The emphasis placed on rote-learning and strong curriculum guidelines is reminiscent of the drilling methods used in Victorian schools. This will contribute to moulding the type of disciplined workhorse that these new industries require.
The New York-based Edison Project, a for-profit education company, has an interest in four of the bids. As their record in the US has shown, Edison's strategy for increasing profits is to employ younger, less experienced teachers who command lower salaries; to educate special-needs students without using specialists and to gain control of the "non-academic" aspects of schooling, i.e., administration, land and buildings, and make cuts in these areas. Of particular importance is the way the company's emphasis on achievement militates against genuine efforts to deal with children with special needs. The long hours and detailed curriculum have led many teachers, who have not been paid for working extra hours, to resign.
This introduction of market methods into education has been prepared through a protracted ideological offensive against state education that began under the Tory government of Margaret Thatcher. State education was starved of funds. The introduction of the Local Management of Schools (LMS) in 1988 reduced the amounts Local Authorities gave to schools, forcing those in socially deprived areas to decide between spending resources on staff, buildings or pupils. Grant Maintained Schools, that were provided a higher level of funding by central government, were introduced as an option for those in wealthier areas.
The introduction of Standard Assessment Tests at ages 5, 7, 9 and 11 and the publication of league tables for exam results has been accompanied by a campaign to identify as "failed schools" those whose test results are low. These are usually in the most deprived urban areas. This has led to increased competition between schools, with the best creaming off the bulk of children with the best academic record. Those that fall behind are simply threatened with closure.
In the post-war period resources for education and welfare were state-funded, except for a small number of fee-paying schools for the rich. The 1988 Education Reform Act placed a much greater emphasis on schools raising their own funds. Because government funding is inadequate, schools have had to turn to businesses for financial grants or awards. The introduction of EAZ will now give corporate donors a direct say in how schools are run.

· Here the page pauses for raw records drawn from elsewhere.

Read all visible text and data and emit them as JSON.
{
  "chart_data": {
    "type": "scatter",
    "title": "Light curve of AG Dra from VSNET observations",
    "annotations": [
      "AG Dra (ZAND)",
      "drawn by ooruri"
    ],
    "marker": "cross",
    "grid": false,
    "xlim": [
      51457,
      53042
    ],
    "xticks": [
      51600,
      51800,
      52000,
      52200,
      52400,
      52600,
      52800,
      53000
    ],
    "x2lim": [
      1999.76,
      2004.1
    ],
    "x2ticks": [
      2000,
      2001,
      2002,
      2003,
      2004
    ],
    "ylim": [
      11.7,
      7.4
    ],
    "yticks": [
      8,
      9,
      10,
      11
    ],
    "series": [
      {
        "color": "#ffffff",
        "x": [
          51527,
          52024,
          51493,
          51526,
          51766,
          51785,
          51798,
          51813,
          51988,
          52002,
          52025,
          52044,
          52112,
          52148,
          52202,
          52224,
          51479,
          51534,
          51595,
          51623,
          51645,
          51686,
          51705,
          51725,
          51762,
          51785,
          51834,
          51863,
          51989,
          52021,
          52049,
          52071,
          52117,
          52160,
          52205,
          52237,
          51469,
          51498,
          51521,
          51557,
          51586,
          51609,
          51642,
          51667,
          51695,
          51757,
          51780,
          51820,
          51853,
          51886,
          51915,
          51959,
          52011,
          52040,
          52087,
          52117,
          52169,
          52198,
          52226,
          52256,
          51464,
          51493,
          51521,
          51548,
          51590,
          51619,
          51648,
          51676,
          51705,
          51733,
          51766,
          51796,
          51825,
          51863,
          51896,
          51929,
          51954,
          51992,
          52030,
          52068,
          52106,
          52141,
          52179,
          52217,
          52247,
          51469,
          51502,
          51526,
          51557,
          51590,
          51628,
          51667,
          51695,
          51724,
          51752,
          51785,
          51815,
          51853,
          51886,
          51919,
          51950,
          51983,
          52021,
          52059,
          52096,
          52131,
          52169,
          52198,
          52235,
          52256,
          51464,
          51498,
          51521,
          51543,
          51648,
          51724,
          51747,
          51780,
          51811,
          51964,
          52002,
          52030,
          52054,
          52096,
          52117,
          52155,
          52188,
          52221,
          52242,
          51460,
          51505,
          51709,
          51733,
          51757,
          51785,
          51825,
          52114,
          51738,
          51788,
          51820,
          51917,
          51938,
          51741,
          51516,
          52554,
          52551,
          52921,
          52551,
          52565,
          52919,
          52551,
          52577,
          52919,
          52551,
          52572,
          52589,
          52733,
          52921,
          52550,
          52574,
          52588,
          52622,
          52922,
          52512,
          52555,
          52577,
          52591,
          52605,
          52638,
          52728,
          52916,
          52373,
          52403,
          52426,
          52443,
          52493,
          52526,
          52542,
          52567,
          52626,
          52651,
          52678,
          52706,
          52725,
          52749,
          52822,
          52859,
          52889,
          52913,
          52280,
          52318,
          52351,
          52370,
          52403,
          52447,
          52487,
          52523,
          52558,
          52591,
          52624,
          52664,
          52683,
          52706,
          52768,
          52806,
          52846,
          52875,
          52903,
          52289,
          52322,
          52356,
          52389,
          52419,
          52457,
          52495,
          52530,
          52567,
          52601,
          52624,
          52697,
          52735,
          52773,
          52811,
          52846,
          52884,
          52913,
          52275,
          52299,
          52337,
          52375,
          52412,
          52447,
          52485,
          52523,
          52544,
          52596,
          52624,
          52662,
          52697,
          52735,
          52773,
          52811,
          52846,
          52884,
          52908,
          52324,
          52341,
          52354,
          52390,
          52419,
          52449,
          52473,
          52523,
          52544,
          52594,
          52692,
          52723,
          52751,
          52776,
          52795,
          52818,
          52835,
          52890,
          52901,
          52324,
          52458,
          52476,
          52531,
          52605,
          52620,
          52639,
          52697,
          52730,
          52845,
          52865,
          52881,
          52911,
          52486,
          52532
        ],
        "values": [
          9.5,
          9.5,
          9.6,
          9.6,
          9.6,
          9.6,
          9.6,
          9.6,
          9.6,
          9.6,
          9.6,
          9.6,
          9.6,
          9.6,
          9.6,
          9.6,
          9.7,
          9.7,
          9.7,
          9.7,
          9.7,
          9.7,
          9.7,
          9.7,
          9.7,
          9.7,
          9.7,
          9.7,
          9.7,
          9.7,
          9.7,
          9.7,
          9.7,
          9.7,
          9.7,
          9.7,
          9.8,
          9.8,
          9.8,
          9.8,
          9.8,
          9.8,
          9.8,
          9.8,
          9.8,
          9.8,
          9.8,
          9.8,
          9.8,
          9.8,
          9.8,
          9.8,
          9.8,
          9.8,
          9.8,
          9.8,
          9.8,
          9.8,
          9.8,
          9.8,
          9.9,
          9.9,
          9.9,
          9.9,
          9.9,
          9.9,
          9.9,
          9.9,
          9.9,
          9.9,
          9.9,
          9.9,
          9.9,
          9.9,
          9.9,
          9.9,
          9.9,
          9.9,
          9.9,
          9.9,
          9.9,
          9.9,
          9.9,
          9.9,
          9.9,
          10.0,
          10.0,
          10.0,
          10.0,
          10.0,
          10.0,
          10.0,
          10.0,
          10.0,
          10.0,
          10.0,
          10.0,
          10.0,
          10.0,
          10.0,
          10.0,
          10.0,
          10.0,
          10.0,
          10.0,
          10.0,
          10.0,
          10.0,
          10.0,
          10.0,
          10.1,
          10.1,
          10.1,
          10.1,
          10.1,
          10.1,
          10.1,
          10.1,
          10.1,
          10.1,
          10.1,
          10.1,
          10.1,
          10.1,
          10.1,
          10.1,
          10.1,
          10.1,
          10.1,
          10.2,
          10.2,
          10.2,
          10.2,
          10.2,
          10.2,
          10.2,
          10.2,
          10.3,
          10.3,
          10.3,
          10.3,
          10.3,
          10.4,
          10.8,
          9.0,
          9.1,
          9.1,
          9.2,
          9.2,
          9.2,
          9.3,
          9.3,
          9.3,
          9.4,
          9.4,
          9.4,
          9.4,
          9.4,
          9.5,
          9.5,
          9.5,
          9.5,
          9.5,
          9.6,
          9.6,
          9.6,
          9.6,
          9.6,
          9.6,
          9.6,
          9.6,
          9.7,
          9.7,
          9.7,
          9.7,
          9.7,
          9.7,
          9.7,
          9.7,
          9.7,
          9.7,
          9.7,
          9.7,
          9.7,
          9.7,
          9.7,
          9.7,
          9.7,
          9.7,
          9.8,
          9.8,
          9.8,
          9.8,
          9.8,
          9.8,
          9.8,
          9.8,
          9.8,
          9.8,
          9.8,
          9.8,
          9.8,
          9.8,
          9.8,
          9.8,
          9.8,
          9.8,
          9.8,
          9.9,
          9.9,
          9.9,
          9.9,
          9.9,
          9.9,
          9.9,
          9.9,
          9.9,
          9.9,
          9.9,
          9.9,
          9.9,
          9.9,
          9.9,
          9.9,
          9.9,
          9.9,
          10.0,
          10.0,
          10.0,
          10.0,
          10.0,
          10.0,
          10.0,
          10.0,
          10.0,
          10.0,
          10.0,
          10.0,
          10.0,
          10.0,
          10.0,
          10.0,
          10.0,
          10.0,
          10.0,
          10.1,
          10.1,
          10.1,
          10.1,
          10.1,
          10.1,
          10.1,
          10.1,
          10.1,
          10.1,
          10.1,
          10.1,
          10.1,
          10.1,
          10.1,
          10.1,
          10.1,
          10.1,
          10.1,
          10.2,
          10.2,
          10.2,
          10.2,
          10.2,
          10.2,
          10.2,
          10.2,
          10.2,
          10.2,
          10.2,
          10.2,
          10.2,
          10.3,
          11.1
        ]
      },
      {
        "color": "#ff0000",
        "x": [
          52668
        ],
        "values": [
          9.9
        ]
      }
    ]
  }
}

Without additional resources many more schools will be forced to close. The Labour government has only allocated £240 million of the education budget to cutting class sizes for 5-7 year olds to 30 and to repair dilapidated school buildings. As long ago as 1992, the Labour Party in opposition cited a figure of £3.5 billion needed for school repairs.
Far from helping poor areas under the guise of raising standards, EAZs offer the most impoverished and educationally disadvantaged children a lower standard of education than ever before. An all-rounded education involves the pursuit and assimilation of knowledge from a range of subjects over a long period. It requires an ongoing commitment to the allocation of resources for the training of the next generation. Big business is not interested in such long-term aims. It will fund only those aspects that yield the most immediate financial results.
The Labour government fully embraces this perspective. By placing education at the mercy of the market, it is breaking from the principle of free education for all that has underpinned the British social welfare system since the introduction of the 1944 Education Act.